# 07: Running Experiments

This notebook demonstrates how to run the three main experiments from the paper:
1. Ablation Study
2. Multi-Dataset Benchmarking
3. Regulatory Compliance

In [None]:
import pandas as pd
import matplotlib.pyplot as plt
import seaborn as sns
import subprocess
import sys
import os

# Change to project root directory
os.chdir(os.path.dirname(os.getcwd()) if os.path.basename(os.getcwd()) == 'notebooks' else os.getcwd())
print(f"Working directory: {os.getcwd()}")
print(f"Python executable: {sys.executable}")
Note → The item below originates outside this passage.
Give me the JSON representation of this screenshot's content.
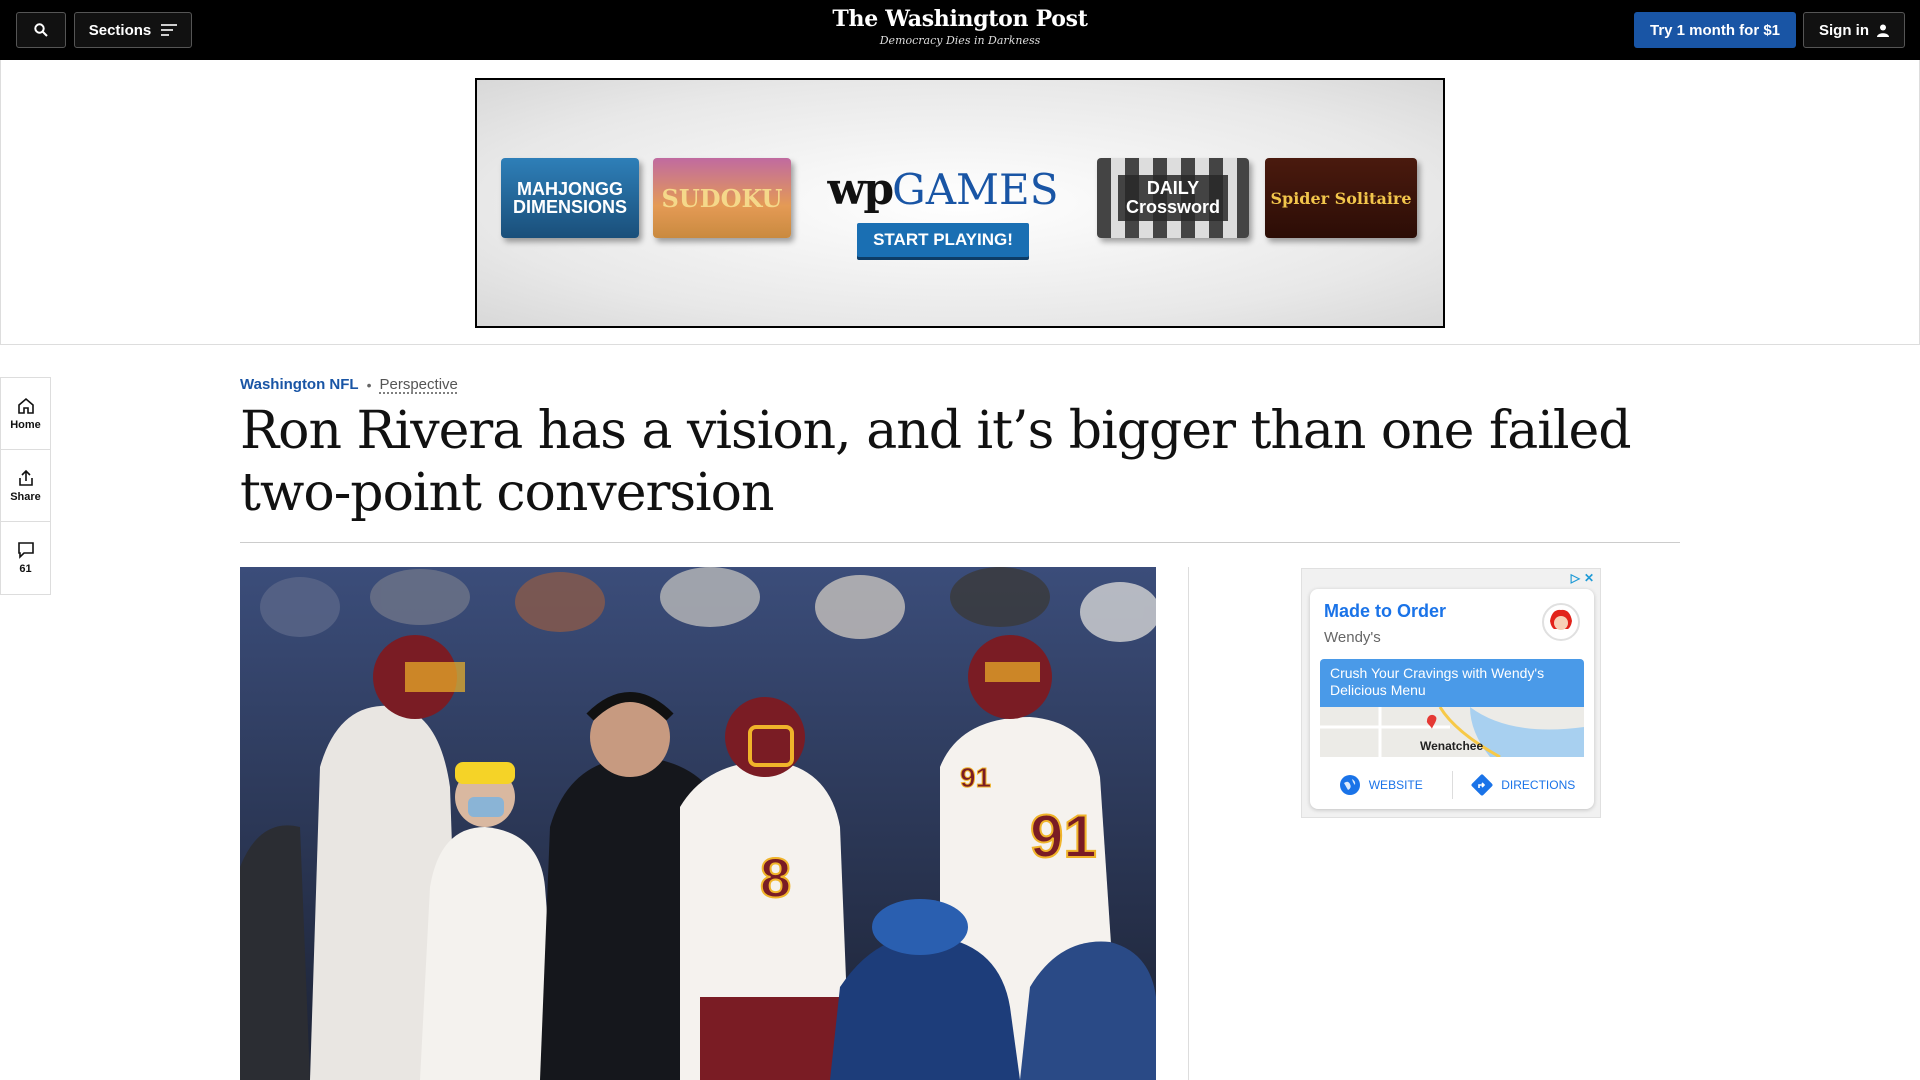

sns.set_theme(style="whitegrid")
%matplotlib inline

In [None]:
def run_experiment(script_path, args):
    """Run an experiment script using the current Python interpreter."""
    cmd = [sys.executable, script_path] + args
    print(f"Running: {' '.join(cmd)}")
    print("-" * 60)
    result = subprocess.run(cmd, capture_output=True, text=True)
    print(result.stdout)
    if result.stderr:
        print("STDERR:", result.stderr)
    if result.returncode != 0:
        print(f"WARNING: Command exited with code {result.returncode}")
    return result.returncode == 0

## Experiment 1: Ablation Study

Test the impact of removing key FAIR-CARE components.

In [None]:
# Run experiment (this may take ~30 minutes)
run_experiment(
    'experiments/scripts/runexperiment1.py',
    [
        '--datasets', 'compas',
        '--configs', 'baseline,configa,configb,configc,default',
        '--output', 'results/exp1.csv'
    ]
)

In [None]:
# Load and visualize results
exp1 = pd.read_csv('results/exp1.csv')
exp1

In [None]:
# Plot FAIR-CARE scores by configuration
plt.figure(figsize=(10, 6))
exp1.groupby('config')['faircarescore'].mean().sort_values().plot(kind='barh', color='steelblue')
plt.xlabel('FAIR-CARE Score')
plt.ylabel('Configuration')
plt.title('Ablation Study: FAIR-CARE Score by Configuration')
plt.axvline(x=0.85, color='green', linestyle='--', label='EXCELLENT')
plt.axvline(x=0.70, color='orange', linestyle='--', label='ACCEPTABLE')
plt.legend()
plt.tight_layout()
plt.show()

## Experiment 2: Multi-Dataset Benchmarking

Compare FAIR-CARE performance across datasets.

In [None]:
# Run experiment (this may take ~45 minutes)
run_experiment(
    'experiments/scripts/runexperiment2.py',
    [
        '--datasets', 'compas,adult,german',
        '--config', 'experiments/configs/default.yaml',
        '--output', 'results/exp2.csv'
    ]
)

In [None]:
# Load and visualize results
exp2 = pd.read_csv('results/exp2.csv')
exp2

In [None]:
# Plot layer scores by dataset
grouped = exp2.groupby('dataset')[['SB', 'SS', 'SG', 'faircarescore']].mean()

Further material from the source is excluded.